Ma questa quarantena che lascia solo spiragli in qualche portone del centro storico e autorizza la chiusura di molte chiese, già in difficoltà per mancanza di preti, suscita reazioni proprio tra i sacerdoti più giovani o tra quelli di frontiera, per i quali celebrare è anche un modo di essere presenti nella società sempre più secolarizzata. Così don Valentino Porcile, parroco a Sturla, uno dei più battaglieri, celebra lo stesso la messa senza fedeli, come fosse una partita di calcio a porte chiuse, ma piazza sull’altare il suo telefonino, che inquadri il calice e il vangelo e fa una diretta streaming del suo rito, con tanto di omelia in diretta.

E don Fischer, noto come il prete disk jokey, uno dei più fantasiosi e comunicativi, grazie a una radio dove si prega si canta e si celebra, imita il suo confratello e celebra via streaming.

Don Giacomo Martino responsabile dei Migrantes, uno dei preti di frontiera della chiesa genovese, che si gestisce comunità con centinaia se non migliaia di immigrati, nel grande ricovero di Coronata sulle alture di Cornigliano, da qualche mese anche parroco della chiesa di san Tommaso, sopra la stazione di Principe, ha dichiarato che lui ha un piano B dopo l’ordinanza dei vescovi, che hanno stoppato le messe: ogni sera alle 18,30 celebra via streaming e non solo per i suoi 300 followers. Questo prete da battaglia, minacciato più volte dall’estrema destra, ha sulla schiena una valanga di incarichi, anche i più difficili della curia genovese, che il cardinale Angelo Bagnasco gli affida a ripetizione.
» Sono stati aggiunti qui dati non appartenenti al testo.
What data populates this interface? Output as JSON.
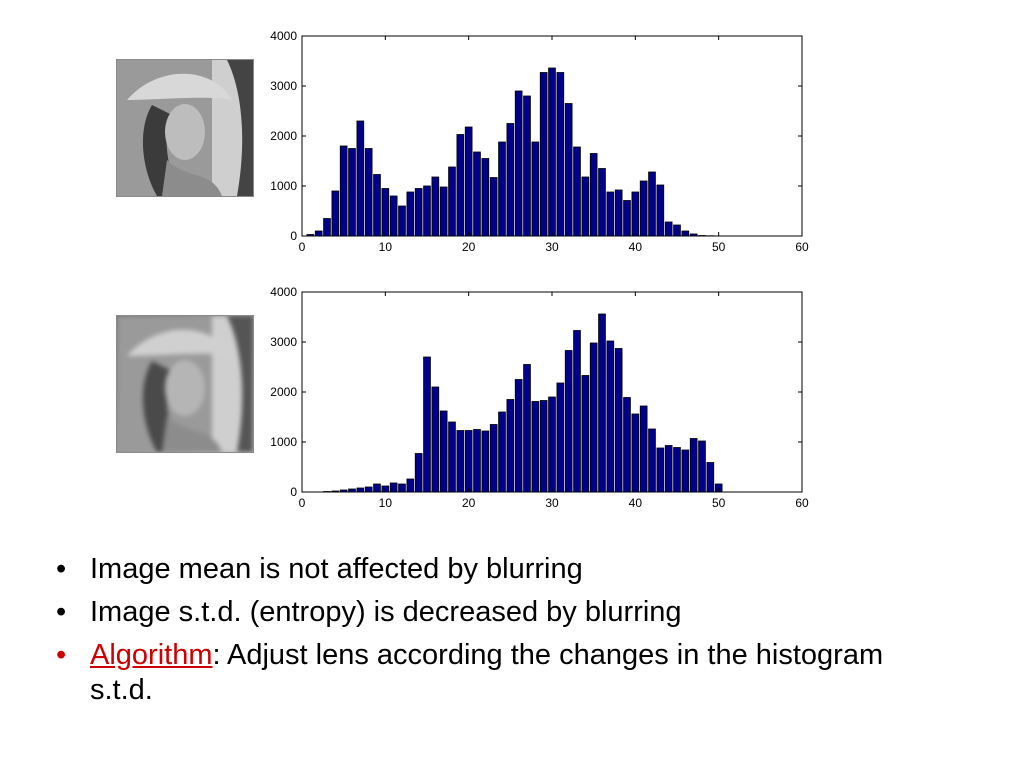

Ma i dubbi e le perplessità arrivano anche lassù sul Monte dove c’è il santuario della Guardia che magari qualche fedele vorrebbe raggiungere per pregare e per proteggersi dal coronavirus, invocando la Madonna, custode di Genova, venerata da secoli e dove qualcuno arriva magari per portare qualche ex voto.

“Diciamo Messa ogni mattina alle 10 in una piccola cappella del Santuario davanti a due suorine – racconta monsignor Marco Granara, storico Rettore del Santuario – e poi diffondiamo via web la celebrazione. Basta collegarsi con noi”.

Ovviamente nelle grandi navate del Santuario non c’è nessuno. Granara spiega che la chiesa è talmente grande che una messa potrebbe tranquillamente essere seguita anche dall’altar maggiore senza che ci siano assembramenti, ma capisce che senza una regola tassativa come quella adottata dai vescovi, ognuno potrebbe scegliere la modulazione che vuole all’ingresso in chiesa, facendo correre dei rischi.

Quello che non si spiega questo prete, che ha fatto un po’ la storia della chiesa genovese insieme a tanti cardinali, è la soverchiante attenzione scatenata intorno a questa infezione, che fa chiudere le più importanti chiese italiane come il Duomo e la Basilica di San Marco, mentre il silenzio più impenetrabile continua a sigillare i milioni di morti quotidiani per fame e per guerra, che funestano l’umanità. Ma c’è virus e virus nella società del terzo Millennio dove la vera infezione è quella della paura.